John 7: 1 – 5…  1 After this, Jesus went around in Galilee, purposely staying away from Judea because the Jews there were waiting to take his life. 2 But when the Jewish Feast of Tabernacles was near, 3 Jesus' brothers said to him, "You ought to leave here and go to Judea, so that your disciples may see the miracles you do. 4 No one who wants to become a public figure acts in secret. Since you are doing these things, show yourself to the world." 5 For even his own brothers did not believe in him. 

Jesus asked John to take care of his mother, because John believed.  At this moment in time, Joseph, James, Simon and Jude did not believe in Jesus as the Son of God and the Promised Messiah.  Mary believed.  John believed.  Therefore, Jesus placed Mary in John’s care.
Think about what just happened!  Jesus took a man who believed and a woman who believed and put them together.  This man and woman were not related to each other biologically, but Jesus bound them together as mother and son.  Jesus created a new family.  Jesus created a family of faith.  Jesus created a church!
The church is a family.  Through faith in Jesus, we become adopted as sons and daughters of God.  Through faith in Jesus, we become brothers and sisters.  Through faith in Jesus, we experience a bond that is stronger than the biological bonds of family.  Jesus described this bond of faith in an encounter with his biological family in the Gospel of Mark. 

Mark 3: 31 – 35…  31 Then Jesus' mother and brothers arrived. Standing outside, they sent someone in to call him. 32 A crowd was sitting around him, and they told him, "Your mother and brothers are outside looking for you." 
33 "Who are my mother and my brothers?" he asked. 
34 Then he looked at those seated in a circle around him and said, "Here are my mother and my brothers! 35 Whoever does God's will is my brother and sister and mother."

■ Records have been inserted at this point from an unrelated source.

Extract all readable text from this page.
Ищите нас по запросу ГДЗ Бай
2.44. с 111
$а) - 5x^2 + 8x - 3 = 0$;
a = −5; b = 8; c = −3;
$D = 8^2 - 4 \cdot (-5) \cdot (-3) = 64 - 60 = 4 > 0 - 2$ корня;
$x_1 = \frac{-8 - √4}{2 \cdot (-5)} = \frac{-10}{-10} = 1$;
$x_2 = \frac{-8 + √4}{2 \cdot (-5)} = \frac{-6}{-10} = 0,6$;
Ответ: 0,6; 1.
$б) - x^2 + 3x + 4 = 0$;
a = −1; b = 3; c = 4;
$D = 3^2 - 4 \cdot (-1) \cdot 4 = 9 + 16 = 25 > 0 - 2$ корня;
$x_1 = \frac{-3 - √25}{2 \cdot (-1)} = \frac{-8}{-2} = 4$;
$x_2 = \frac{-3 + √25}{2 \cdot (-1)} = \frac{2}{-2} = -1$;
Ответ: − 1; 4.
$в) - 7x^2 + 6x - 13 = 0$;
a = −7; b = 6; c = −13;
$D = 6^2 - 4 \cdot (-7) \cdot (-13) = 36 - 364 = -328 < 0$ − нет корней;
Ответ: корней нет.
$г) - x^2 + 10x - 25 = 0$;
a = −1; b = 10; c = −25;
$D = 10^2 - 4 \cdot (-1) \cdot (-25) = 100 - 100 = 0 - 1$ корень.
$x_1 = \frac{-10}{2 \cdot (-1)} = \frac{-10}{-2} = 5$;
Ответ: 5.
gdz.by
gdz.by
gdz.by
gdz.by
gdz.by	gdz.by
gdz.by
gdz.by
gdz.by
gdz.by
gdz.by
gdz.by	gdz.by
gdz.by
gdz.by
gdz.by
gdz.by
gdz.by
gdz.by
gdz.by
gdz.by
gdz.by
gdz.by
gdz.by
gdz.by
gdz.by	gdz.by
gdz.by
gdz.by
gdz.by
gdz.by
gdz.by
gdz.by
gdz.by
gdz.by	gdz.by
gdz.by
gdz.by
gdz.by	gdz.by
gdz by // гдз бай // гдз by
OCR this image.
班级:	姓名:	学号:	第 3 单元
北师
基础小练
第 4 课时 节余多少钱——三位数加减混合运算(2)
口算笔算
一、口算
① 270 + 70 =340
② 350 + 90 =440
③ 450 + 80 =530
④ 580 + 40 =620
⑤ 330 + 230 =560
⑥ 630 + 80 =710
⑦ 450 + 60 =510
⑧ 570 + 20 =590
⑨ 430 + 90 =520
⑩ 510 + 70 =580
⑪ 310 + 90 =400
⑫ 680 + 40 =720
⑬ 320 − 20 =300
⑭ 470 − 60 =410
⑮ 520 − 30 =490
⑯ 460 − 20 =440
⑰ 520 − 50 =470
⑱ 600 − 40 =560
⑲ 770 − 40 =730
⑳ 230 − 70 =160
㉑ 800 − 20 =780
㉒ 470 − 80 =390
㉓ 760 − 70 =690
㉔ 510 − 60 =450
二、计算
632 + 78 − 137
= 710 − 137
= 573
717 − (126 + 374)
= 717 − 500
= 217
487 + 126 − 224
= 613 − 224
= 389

Church is like family, because both church and family can both be described as “A Place of Grace.”
Grace is the way we enter the church.  And Grace is the way we enter the family.  Some people are born into their families.  Some people are adopted into their families. But, either way…birth or adoption…you entered your family by Grace.  You did not choose to be born into your family.  You did not choose to be adopted.  You entered by the Grace of God.  In both church and family, we are brought together by Grace. 
Grace is also the way we continue to live as a part of church and family.  We do not deserve to be loved and accepted at home or at church.  We are loved as an act of Grace.  In both church and family, we are held together by Grace.

On one of our family trips last year (either Branson, Missouri or Estes Park, Colorado), I saw a sign in a souvenir shop with the following description of home:  “Home is the place where no matter what you have done; they have to take you in.”
When I first read that, I thought…That didn’t end exactly the way I expected it to end…I expected it to say, “…no matter what you have done, they WANT to take you in…”
It might just be more accurate to say “…they HAVE to take you in…”  No matter what you have done, they HAVE to take you in at home…even if they don’t really want to take you in.  And church is like that as well.
At church, we are brought together by Grace and held together by Grace.  And, God puts us together so that we might meet the needs of others and have our needs met by others…Both spiritual needs and physical needs.